Royal Dutch Shell warned on Thursday that lower oil prices could continue for several years, and said it was planning for a prolonged downturn.
It comes as the Anglo–Dutch multinational reported that earnings in the second quarter, on a current cost of supplies (CCS) basis, came in at $3.4 billion - down from $5.1 billion for the same quarter a year ago. CCS is a way of reporting income that takes into account changes in expenses over the period.
Shell also revealed plans to further reduce 2015 capital expenditure (capex) to $30 billion, down by 20 percent from a year ago on the back of a downturn in oil prices, and said it planned to cut 6,500 jobs over the year.

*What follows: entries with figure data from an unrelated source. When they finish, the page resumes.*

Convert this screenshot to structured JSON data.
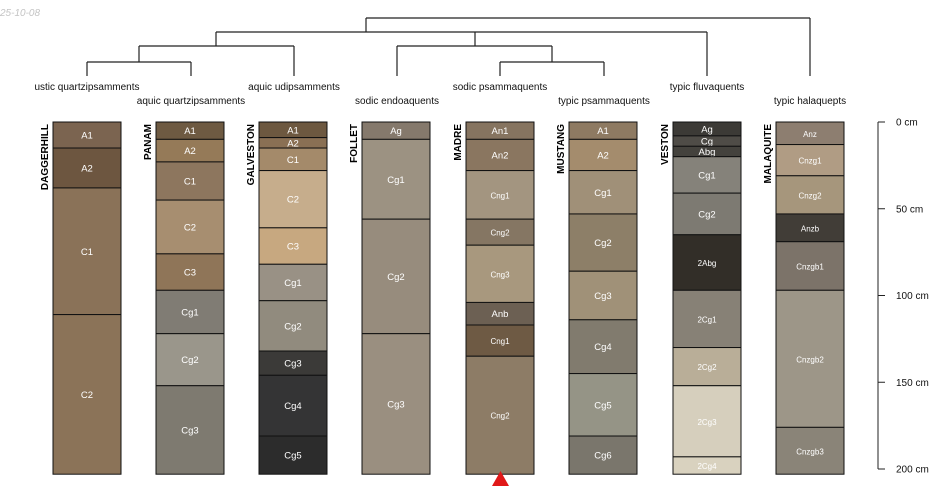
{
  "stamp": "25-10-08",
  "depth_axis": {
    "unit": "cm",
    "max": 200,
    "ticks": [
      "0 cm",
      "50 cm",
      "100 cm",
      "150 cm",
      "200 cm"
    ]
  },
  "taxa": [
    "ustic quartzipsamments",
    "aquic quartzipsamments",
    "aquic udipsamments",
    "sodic endoaquents",
    "sodic psammaquents",
    "typic psammaquents",
    "typic fluvaquents",
    "typic halaquepts"
  ],
  "profiles": [
    {
      "name": "DAGGERHILL",
      "horizons": [
        {
          "name": "A1",
          "top": 0,
          "bottom": 15,
          "color": "#7b6450"
        },
        {
          "name": "A2",
          "top": 15,
          "bottom": 38,
          "color": "#6d5640"
        },
        {
          "name": "C1",
          "top": 38,
          "bottom": 111,
          "color": "#8a7258"
        },
        {
          "name": "C2",
          "top": 111,
          "bottom": 203,
          "color": "#8b7358"
        }
      ]
    },
    {
      "name": "PANAM",
      "horizons": [
        {
          "name": "A1",
          "top": 0,
          "bottom": 10,
          "color": "#6e5a42"
        },
        {
          "name": "A2",
          "top": 10,
          "bottom": 23,
          "color": "#957a58"
        },
        {
          "name": "C1",
          "top": 23,
          "bottom": 45,
          "color": "#8d765e"
        },
        {
          "name": "C2",
          "top": 45,
          "bottom": 76,
          "color": "#a78e70"
        },
        {
          "name": "C3",
          "top": 76,
          "bottom": 97,
          "color": "#8f7558"
        },
        {
          "name": "Cg1",
          "top": 97,
          "bottom": 122,
          "color": "#807c74"
        },
        {
          "name": "Cg2",
          "top": 122,
          "bottom": 152,
          "color": "#9a968b"
        },
        {
          "name": "Cg3",
          "top": 152,
          "bottom": 203,
          "color": "#7e7a70"
        }
      ]
    },
    {
      "name": "GALVESTON",
      "horizons": [
        {
          "name": "A1",
          "top": 0,
          "bottom": 9,
          "color": "#6d5840"
        },
        {
          "name": "A2",
          "top": 9,
          "bottom": 15,
          "color": "#8a7054"
        },
        {
          "name": "C1",
          "top": 15,
          "bottom": 28,
          "color": "#a48a6a"
        },
        {
          "name": "C2",
          "top": 28,
          "bottom": 61,
          "color": "#c6ad8c"
        },
        {
          "name": "C3",
          "top": 61,
          "bottom": 82,
          "color": "#c7a880"
        },
        {
          "name": "Cg1",
          "top": 82,
          "bottom": 103,
          "color": "#999185"
        },
        {
          "name": "Cg2",
          "top": 103,
          "bottom": 132,
          "color": "#918b7e"
        },
        {
          "name": "Cg3",
          "top": 132,
          "bottom": 146,
          "color": "#3b3a38"
        },
        {
          "name": "Cg4",
          "top": 146,
          "bottom": 181,
          "color": "#343435"
        },
        {
          "name": "Cg5",
          "top": 181,
          "bottom": 203,
          "color": "#2c2c2c"
        }
      ]
    },
    {
      "name": "FOLLET",
      "horizons": [
        {
          "name": "Ag",
          "top": 0,
          "bottom": 10,
          "color": "#85796c"
        },
        {
          "name": "Cg1",
          "top": 10,
          "bottom": 56,
          "color": "#9c9282"
        },
        {
          "name": "Cg2",
          "top": 56,
          "bottom": 122,
          "color": "#978c7d"
        },
        {
          "name": "Cg3",
          "top": 122,
          "bottom": 203,
          "color": "#9a8f80"
        }
      ]
    },
    {
      "name": "MADRE",
      "horizons": [
        {
          "name": "An1",
          "top": 0,
          "bottom": 10,
          "color": "#867460"
        },
        {
          "name": "An2",
          "top": 10,
          "bottom": 28,
          "color": "#8a7660"
        },
        {
          "name": "Cng1",
          "top": 28,
          "bottom": 56,
          "color": "#a39580"
        },
        {
          "name": "Cng2",
          "top": 56,
          "bottom": 71,
          "color": "#857663"
        },
        {
          "name": "Cng3",
          "top": 71,
          "bottom": 104,
          "color": "#a8987e"
        },
        {
          "name": "Anb",
          "top": 104,
          "bottom": 117,
          "color": "#6c6053"
        },
        {
          "name": "Cng1",
          "top": 117,
          "bottom": 135,
          "color": "#6e5a44"
        },
        {
          "name": "Cng2",
          "top": 135,
          "bottom": 203,
          "color": "#8d7c66"
        }
      ]
    },
    {
      "name": "MUSTANG",
      "horizons": [
        {
          "name": "A1",
          "top": 0,
          "bottom": 10,
          "color": "#8e7a62"
        },
        {
          "name": "A2",
          "top": 10,
          "bottom": 28,
          "color": "#a48c6d"
        },
        {
          "name": "Cg1",
          "top": 28,
          "bottom": 53,
          "color": "#a09078"
        },
        {
          "name": "Cg2",
          "top": 53,
          "bottom": 86,
          "color": "#8d7f68"
        },
        {
          "name": "Cg3",
          "top": 86,
          "bottom": 114,
          "color": "#a09178"
        },
        {
          "name": "Cg4",
          "top": 114,
          "bottom": 145,
          "color": "#817b6e"
        },
        {
          "name": "Cg5",
          "top": 145,
          "bottom": 181,
          "color": "#959486"
        },
        {
          "name": "Cg6",
          "top": 181,
          "bottom": 203,
          "color": "#7a766c"
        }
      ]
    },
    {
      "name": "VESTON",
      "horizons": [
        {
          "name": "Ag",
          "top": 0,
          "bottom": 8,
          "color": "#3c3a36"
        },
        {
          "name": "Cg",
          "top": 8,
          "bottom": 14,
          "color": "#4f4c47"
        },
        {
          "name": "Abg",
          "top": 14,
          "bottom": 20,
          "color": "#44423d"
        },
        {
          "name": "Cg1",
          "top": 20,
          "bottom": 41,
          "color": "#85827a"
        },
        {
          "name": "Cg2",
          "top": 41,
          "bottom": 65,
          "color": "#7d7a72"
        },
        {
          "name": "2Abg",
          "top": 65,
          "bottom": 97,
          "color": "#322e28"
        },
        {
          "name": "2Cg1",
          "top": 97,
          "bottom": 130,
          "color": "#878176"
        },
        {
          "name": "2Cg2",
          "top": 130,
          "bottom": 152,
          "color": "#b9ae98"
        },
        {
          "name": "2Cg3",
          "top": 152,
          "bottom": 193,
          "color": "#d6cfbd"
        },
        {
          "name": "2Cg4",
          "top": 193,
          "bottom": 203,
          "color": "#d9d2bf"
        }
      ]
    },
    {
      "name": "MALAQUITE",
      "horizons": [
        {
          "name": "Anz",
          "top": 0,
          "bottom": 13,
          "color": "#8d7e70"
        },
        {
          "name": "Cnzg1",
          "top": 13,
          "bottom": 31,
          "color": "#b09c84"
        },
        {
          "name": "Cnzg2",
          "top": 31,
          "bottom": 53,
          "color": "#a6967c"
        },
        {
          "name": "Anzb",
          "top": 53,
          "bottom": 69,
          "color": "#413d37"
        },
        {
          "name": "Cnzgb1",
          "top": 69,
          "bottom": 97,
          "color": "#7c7369"
        },
        {
          "name": "Cnzgb2",
          "top": 97,
          "bottom": 176,
          "color": "#9d9688"
        },
        {
          "name": "Cnzgb3",
          "top": 176,
          "bottom": 203,
          "color": "#8a8478"
        }
      ]
    }
  ]
}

CEO Ben van Beurden said that the company was successfully "reducing our capital spending and operating costs, and delivering a competitive performance in today's oil market downturn."
"We have to be resilient in a world where oil prices remain low for some time, whilst keeping an eye on recovery. We're taking a prudent approach, pulling on powerful financial levers to manage through this downturn, always making sure we have the capacity to pay attractive dividends for shareholders," he said in a statement.
Shell said it remained committed to a dividend of $1.88 per share in 2015, and "at least" the same amount in 2016.
Earlier this year, Shell launched a £47 billion ($69 billion) cash-and-share bid for BG Group. On Thursday, van Beurden said the company was making "good progress" with the recommended combination of the companies.
The merger would enhance Shell's "free cash flow, create an international oil company leader in LNG (liquefied natural gas) and deep water innovation, and be a springboard to change Shell into a simpler and more profitable company," he added.
This backdrop of lower oil prices - which have halved since last June - is weighing on the entire oil industry.
On Tuesday, BP reported a second-quarter replacement cost loss of $6.3 billion and warned that low oil prices were here to stay. The replacement costmeasure takes into account changes in the price of oil and is used to report earnings.
Meanwhile, on Wednesday, French oil giant Total reported that net profit fell 2 percent in the second quarter, and the company stepped up its cost-cutting drive.